A0238
Title: Bubbling up? What consumer expectations reveal about U.S. housing market exuberance
Authors: Enrique Martinez-Garcia - Federal Reserve Bank of Dallas (United States)
Efthymios Pavlidis - Lancaster University Management School (United Kingdom) [presenting]
Abstract: The presence of speculative bubbles is investigated in the U.S. housing market after the global financial crisis. Unlike standard approaches that rely on observed economic fundamentals, the method leverages subjective price expectations from the University of Michigan Survey of Consumers to test for exuberance without imposing a specific model of intrinsic housing values. By applying recursive least-squares and quantile-based unit root tests to cumulative expectational errors, novel evidence of speculative dynamics is uncovered at the aggregate level and across broad demographic and socioeconomic groups.

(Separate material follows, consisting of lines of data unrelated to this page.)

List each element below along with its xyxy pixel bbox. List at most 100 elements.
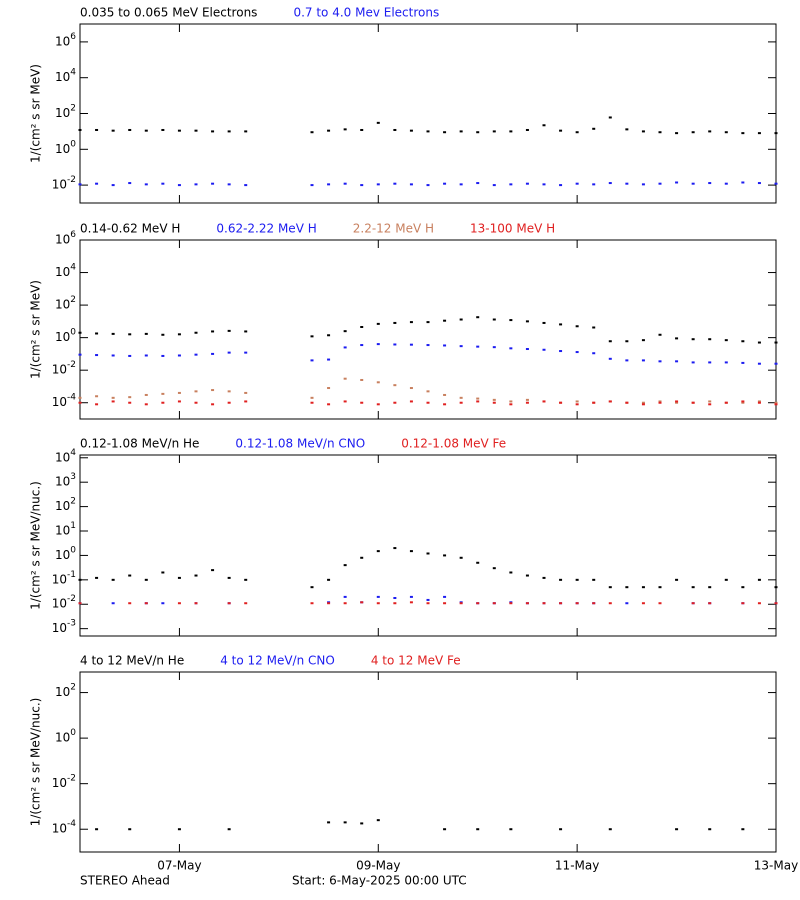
- data-point: [492, 398, 496, 401]
- data-point: [774, 403, 778, 406]
- data-point: [409, 595, 413, 598]
- data-point: [409, 129, 413, 132]
- data-point: [592, 401, 596, 404]
- legend-entry: 0.14-0.62 MeV H: [80, 222, 180, 236]
- data-point: [211, 569, 215, 572]
- data-point: [741, 401, 745, 404]
- data-point: [608, 400, 612, 403]
- data-point: [211, 330, 215, 333]
- legend-entry: 0.035 to 0.065 MeV Electrons: [80, 6, 257, 20]
- data-point: [741, 400, 745, 403]
- data-point: [409, 400, 413, 403]
- data-point: [675, 401, 679, 404]
- data-point: [492, 401, 496, 404]
- data-point: [360, 378, 364, 381]
- data-point: [376, 595, 380, 598]
- data-point: [525, 182, 529, 185]
- data-point: [310, 335, 314, 338]
- data-point: [708, 182, 712, 185]
- data-point: [476, 602, 480, 605]
- data-point: [244, 602, 248, 605]
- data-point: [227, 329, 231, 332]
- data-point: [542, 348, 546, 351]
- data-point: [194, 574, 198, 577]
- data-point: [708, 828, 712, 831]
- data-point: [708, 361, 712, 364]
- y-tick-label: 104: [55, 262, 76, 279]
- data-point: [111, 396, 115, 399]
- data-point: [476, 345, 480, 348]
- data-point: [492, 346, 496, 349]
- data-point: [641, 403, 645, 406]
- data-point: [111, 129, 115, 132]
- data-point: [625, 340, 629, 343]
- data-point: [409, 387, 413, 390]
- data-point: [774, 586, 778, 589]
- data-point: [211, 182, 215, 185]
- data-point: [426, 344, 430, 347]
- data-point: [757, 341, 761, 344]
- y-tick-label: 10-2: [52, 773, 76, 790]
- data-point: [675, 132, 679, 135]
- data-point: [144, 403, 148, 406]
- data-point: [161, 128, 165, 131]
- data-point: [542, 124, 546, 127]
- data-point: [95, 828, 99, 831]
- data-point: [509, 130, 513, 133]
- data-point: [575, 182, 579, 185]
- data-point: [426, 401, 430, 404]
- data-point: [774, 182, 778, 185]
- data-point: [393, 128, 397, 131]
- data-point: [459, 318, 463, 321]
- data-point: [376, 381, 380, 384]
- data-point: [194, 390, 198, 393]
- data-point: [211, 389, 215, 392]
- data-point: [144, 578, 148, 581]
- data-point: [476, 561, 480, 564]
- data-point: [757, 362, 761, 365]
- data-point: [376, 403, 380, 406]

A date-stamping exercise reveals widespread exuberance in the second half of the 2010s, which paused before the pandemic recession and resurfaced amid the subsequent housing boom in 2021. For the Covid-19 period, notable differences are documented in the timing of exuberance between observed house prices and survey-based indicators- a finding that underscores the importance of controlling for fundamentals when identifying speculative behavior. A complementary analysis using the New York Fed Survey of Consumer Expectations corroborates the baseline results. Overall, findings highlight the value of survey data for monitoring housing markets.